Barbara Byrd-Bennett Sentencing Hearing Set for April 13

It has already been a year since former Chicago Public Schools CEO Barbara Byrd-Bennett pleaded guilty to fraud and tearfully apologized to the city’s children in the lobby of the federal courthouse.

But she will wait at least another six months before she finally learns her fate for steering contracts to The SUPES Academy and Synesi Associates in exchange for millions in anticipated kickbacks, the Chicago Sun-Times is reporting.

U.S. District Judge Edmond Chang on Monday set Byrd-Bennett’s sentencing hearing for April 13. She will follow her co-defendants, Gary Solomon and Thomas Vranas, whose sentencing hearings are set for March 24 and April 12, respectively.
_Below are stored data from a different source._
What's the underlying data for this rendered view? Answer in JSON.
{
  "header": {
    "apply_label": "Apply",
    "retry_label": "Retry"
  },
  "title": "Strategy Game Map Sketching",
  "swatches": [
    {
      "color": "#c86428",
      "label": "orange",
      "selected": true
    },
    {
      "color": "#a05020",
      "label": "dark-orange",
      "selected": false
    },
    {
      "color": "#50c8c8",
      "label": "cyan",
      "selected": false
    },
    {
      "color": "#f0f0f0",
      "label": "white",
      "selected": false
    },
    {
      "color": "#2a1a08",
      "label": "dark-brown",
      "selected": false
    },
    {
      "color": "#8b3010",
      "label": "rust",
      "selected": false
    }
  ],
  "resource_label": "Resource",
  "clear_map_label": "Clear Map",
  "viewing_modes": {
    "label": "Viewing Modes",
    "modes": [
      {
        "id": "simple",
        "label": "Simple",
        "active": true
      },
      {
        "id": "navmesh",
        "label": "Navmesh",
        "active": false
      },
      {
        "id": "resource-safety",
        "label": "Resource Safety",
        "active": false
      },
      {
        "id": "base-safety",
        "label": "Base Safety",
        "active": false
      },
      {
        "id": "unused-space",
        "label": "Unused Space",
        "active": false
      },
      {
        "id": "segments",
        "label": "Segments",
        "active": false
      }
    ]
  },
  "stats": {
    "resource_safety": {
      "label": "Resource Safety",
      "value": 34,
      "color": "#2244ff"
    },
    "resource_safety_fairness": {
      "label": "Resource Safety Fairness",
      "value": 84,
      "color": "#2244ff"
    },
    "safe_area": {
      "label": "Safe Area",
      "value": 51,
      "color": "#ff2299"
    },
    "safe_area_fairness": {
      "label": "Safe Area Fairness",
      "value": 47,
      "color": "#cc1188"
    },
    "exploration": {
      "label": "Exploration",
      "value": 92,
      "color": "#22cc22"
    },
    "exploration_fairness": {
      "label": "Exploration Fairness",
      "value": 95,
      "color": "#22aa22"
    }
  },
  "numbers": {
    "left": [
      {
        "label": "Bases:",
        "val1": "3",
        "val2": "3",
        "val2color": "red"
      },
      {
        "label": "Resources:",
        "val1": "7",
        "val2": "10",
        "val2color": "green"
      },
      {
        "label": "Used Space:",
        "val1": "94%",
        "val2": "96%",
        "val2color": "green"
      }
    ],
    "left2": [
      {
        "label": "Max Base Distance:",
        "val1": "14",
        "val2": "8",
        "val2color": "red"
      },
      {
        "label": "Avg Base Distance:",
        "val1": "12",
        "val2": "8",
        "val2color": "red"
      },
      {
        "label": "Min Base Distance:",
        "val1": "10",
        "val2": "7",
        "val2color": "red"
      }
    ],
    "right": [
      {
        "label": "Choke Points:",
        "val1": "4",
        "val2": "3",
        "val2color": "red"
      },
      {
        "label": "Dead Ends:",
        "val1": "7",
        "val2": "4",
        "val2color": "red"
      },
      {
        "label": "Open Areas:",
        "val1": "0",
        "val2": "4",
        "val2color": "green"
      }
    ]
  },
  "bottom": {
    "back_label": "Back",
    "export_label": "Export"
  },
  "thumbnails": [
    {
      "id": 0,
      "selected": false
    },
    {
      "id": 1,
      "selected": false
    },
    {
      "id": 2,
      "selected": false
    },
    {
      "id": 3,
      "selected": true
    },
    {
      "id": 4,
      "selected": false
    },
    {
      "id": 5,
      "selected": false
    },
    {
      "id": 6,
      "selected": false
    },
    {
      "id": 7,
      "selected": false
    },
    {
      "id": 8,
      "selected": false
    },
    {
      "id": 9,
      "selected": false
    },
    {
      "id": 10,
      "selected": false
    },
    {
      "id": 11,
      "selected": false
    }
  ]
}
Federal prosecutors have said they would recommend a prison sentence of roughly seven and a half years for Byrd-Bennett as long as she fully cooperates with them. She pleaded guilty to one count of wire fraud in October 2015. The judge delayed scheduling her sentencing hearing until prosecutors resolved the case against Solomon and Vranas.

Vranas pleaded guilty in April to conspiracy to commit federal program bribery and faces a maximum of five years in prison. But Solomon didn’t join his co-defendants until last week, when he pleaded guilty to one count of honest services wire fraud. He faces a maximum of 20 years in prison.

SUPES and Synesi owners Solomon and Vranas plied Byrd-Bennett, their former employee, with meals, sports tickets and the promise of a 10 percent kickback on any business she steered from CPS or any other school district. The plot began before Byrd-Bennett even assumed a top-level job at CPS in 2012, and it continued after Mayor Rahm Emanuel elevated her to schools CEO.

In emails, they promised to pay the bulk of her proceeds as a “signing bonus” once she left CPS and returned as their employee, but she also wanted college funds for her beloved twin grandsons, writing, “I have tuition to pay and casinos to visit."